Carlyle-backed Assala Energy will take control of all of Shell's onshore oil and gas operations and related infrastructure in the African country, which produced around 41,000 barrels of oil equivalent per day (boepd) last year.
Around 430 local Shell employees will also become part of Assala once the deal is completed.
Assala, which is led by former Tullow Oil exec David Roux, will assume debt of $285m and will make additional payments of up to $150m depending on production performance and oil prices. Shell will book an impairment charge of $53m after tax, which will be taken in the first quarter of 2017.
Shell has worked in Gabon for the past 55 years, and Andy Brown, Shell's upstream director, said the decision to divest "was not taken lightly". The deal falls in line with Shell's plan to ditch $30bn worth of assets following the acquisition of BG Group last year.

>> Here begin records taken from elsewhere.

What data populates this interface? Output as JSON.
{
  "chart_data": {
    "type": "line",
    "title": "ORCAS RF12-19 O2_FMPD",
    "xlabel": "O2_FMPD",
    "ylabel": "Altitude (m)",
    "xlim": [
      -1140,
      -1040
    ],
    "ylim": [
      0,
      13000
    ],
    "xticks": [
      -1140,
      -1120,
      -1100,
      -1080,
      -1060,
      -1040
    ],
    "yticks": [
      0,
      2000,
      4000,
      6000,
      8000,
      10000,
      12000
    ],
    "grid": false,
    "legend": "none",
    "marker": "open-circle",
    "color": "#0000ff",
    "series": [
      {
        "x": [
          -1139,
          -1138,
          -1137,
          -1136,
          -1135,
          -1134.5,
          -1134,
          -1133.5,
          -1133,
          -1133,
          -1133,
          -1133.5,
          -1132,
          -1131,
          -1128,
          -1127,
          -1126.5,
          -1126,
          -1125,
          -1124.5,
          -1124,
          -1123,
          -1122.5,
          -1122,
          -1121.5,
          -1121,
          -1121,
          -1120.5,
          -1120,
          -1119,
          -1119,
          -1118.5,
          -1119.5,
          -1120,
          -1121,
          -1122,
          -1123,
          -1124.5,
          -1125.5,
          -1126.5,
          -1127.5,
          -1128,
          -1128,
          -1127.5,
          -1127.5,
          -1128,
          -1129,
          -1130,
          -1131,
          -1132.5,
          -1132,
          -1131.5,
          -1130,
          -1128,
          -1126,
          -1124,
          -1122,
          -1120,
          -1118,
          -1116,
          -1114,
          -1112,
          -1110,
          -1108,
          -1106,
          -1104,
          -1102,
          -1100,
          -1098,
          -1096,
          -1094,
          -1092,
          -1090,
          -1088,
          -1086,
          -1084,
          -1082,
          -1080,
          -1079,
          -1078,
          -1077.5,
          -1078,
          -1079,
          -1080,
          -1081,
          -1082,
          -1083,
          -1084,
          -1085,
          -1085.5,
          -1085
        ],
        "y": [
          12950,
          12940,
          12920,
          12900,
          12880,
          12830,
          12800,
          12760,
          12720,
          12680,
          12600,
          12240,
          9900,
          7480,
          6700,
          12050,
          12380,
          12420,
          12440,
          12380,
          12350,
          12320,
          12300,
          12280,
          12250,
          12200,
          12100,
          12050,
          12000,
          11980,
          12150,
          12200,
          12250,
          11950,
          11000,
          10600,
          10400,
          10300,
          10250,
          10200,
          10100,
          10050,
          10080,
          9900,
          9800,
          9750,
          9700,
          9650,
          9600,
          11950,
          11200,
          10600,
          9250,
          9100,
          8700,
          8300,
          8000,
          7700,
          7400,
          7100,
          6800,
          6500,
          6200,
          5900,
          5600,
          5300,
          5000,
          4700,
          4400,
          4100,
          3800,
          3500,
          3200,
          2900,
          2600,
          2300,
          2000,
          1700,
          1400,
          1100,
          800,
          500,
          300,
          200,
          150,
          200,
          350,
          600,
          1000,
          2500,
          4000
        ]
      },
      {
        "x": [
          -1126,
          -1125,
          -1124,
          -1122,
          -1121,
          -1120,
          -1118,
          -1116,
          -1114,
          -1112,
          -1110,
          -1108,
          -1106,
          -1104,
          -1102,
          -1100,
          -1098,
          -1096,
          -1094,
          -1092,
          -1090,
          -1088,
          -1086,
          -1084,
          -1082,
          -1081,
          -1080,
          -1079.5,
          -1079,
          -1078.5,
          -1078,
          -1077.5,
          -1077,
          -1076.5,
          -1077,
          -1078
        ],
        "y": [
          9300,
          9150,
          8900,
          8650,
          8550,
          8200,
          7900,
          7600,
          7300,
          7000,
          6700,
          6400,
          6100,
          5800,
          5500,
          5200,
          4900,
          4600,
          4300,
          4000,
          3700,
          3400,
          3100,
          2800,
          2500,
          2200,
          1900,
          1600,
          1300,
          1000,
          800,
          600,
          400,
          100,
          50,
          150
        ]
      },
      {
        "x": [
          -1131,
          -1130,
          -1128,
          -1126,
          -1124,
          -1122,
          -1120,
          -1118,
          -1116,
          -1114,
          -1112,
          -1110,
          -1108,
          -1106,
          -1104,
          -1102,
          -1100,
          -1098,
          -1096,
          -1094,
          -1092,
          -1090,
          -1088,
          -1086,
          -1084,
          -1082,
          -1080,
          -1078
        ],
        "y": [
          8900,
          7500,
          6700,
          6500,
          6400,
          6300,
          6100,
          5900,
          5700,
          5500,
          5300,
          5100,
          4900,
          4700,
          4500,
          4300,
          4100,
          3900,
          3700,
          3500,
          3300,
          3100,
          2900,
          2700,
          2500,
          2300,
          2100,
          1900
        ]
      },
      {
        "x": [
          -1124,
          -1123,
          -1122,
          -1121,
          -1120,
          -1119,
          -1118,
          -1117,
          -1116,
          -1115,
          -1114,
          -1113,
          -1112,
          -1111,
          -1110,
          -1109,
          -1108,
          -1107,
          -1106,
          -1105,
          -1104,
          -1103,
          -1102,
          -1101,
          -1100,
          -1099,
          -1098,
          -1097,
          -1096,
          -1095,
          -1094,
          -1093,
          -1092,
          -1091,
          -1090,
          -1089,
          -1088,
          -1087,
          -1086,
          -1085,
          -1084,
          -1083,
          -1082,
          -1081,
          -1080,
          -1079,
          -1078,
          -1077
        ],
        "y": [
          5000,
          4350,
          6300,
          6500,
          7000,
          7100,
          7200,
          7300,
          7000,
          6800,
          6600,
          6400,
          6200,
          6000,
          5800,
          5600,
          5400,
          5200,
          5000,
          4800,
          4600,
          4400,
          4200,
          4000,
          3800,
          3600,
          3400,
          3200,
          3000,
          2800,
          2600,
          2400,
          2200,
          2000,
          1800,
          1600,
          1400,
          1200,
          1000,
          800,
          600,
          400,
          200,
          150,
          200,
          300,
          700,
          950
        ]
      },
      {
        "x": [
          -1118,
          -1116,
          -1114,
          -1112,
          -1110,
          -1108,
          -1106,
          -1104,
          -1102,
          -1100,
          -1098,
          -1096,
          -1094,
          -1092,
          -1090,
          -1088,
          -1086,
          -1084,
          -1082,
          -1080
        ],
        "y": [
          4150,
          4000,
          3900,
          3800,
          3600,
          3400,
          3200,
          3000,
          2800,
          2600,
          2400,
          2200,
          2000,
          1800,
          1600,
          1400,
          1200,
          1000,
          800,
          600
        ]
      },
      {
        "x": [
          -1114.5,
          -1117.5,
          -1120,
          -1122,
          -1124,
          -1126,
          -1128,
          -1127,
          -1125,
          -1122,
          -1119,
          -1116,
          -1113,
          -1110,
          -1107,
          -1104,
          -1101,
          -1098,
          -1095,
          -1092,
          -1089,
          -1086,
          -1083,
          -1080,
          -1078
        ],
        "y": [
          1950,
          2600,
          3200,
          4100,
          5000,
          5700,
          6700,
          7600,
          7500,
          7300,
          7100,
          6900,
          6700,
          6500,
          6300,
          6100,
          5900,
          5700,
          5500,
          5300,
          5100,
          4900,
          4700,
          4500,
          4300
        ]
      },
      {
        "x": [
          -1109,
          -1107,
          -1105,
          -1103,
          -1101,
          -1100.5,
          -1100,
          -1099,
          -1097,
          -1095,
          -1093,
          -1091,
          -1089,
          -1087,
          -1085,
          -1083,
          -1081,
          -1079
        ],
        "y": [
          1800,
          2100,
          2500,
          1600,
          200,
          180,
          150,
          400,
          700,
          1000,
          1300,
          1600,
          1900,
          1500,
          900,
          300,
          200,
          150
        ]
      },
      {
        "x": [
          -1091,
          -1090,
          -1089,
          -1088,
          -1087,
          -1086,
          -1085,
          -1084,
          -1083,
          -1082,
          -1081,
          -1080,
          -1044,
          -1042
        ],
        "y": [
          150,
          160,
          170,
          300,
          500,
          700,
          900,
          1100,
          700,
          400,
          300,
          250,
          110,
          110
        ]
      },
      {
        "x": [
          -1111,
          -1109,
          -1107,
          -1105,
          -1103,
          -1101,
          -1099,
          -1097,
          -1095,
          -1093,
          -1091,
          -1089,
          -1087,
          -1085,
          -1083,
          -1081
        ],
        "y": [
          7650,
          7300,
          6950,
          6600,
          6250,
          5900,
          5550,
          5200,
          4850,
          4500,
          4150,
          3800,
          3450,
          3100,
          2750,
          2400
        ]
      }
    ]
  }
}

"Shell will continue to pursue opportunities in sub-Saharan Africa," Brown added.
Private equity investors are making a habit out of snapping up mature oil and gas fields from large, divestment-focused energy groups.
Carlyle, the world's largest private equity fund, will take capital from Carlyle International Energy Partners, a $2.5bn fund that invests in global oil and gas exploration and production, and the $698m Carlyle Sub-Saharan Africa Fund.
The deal is expected to close mid-2017.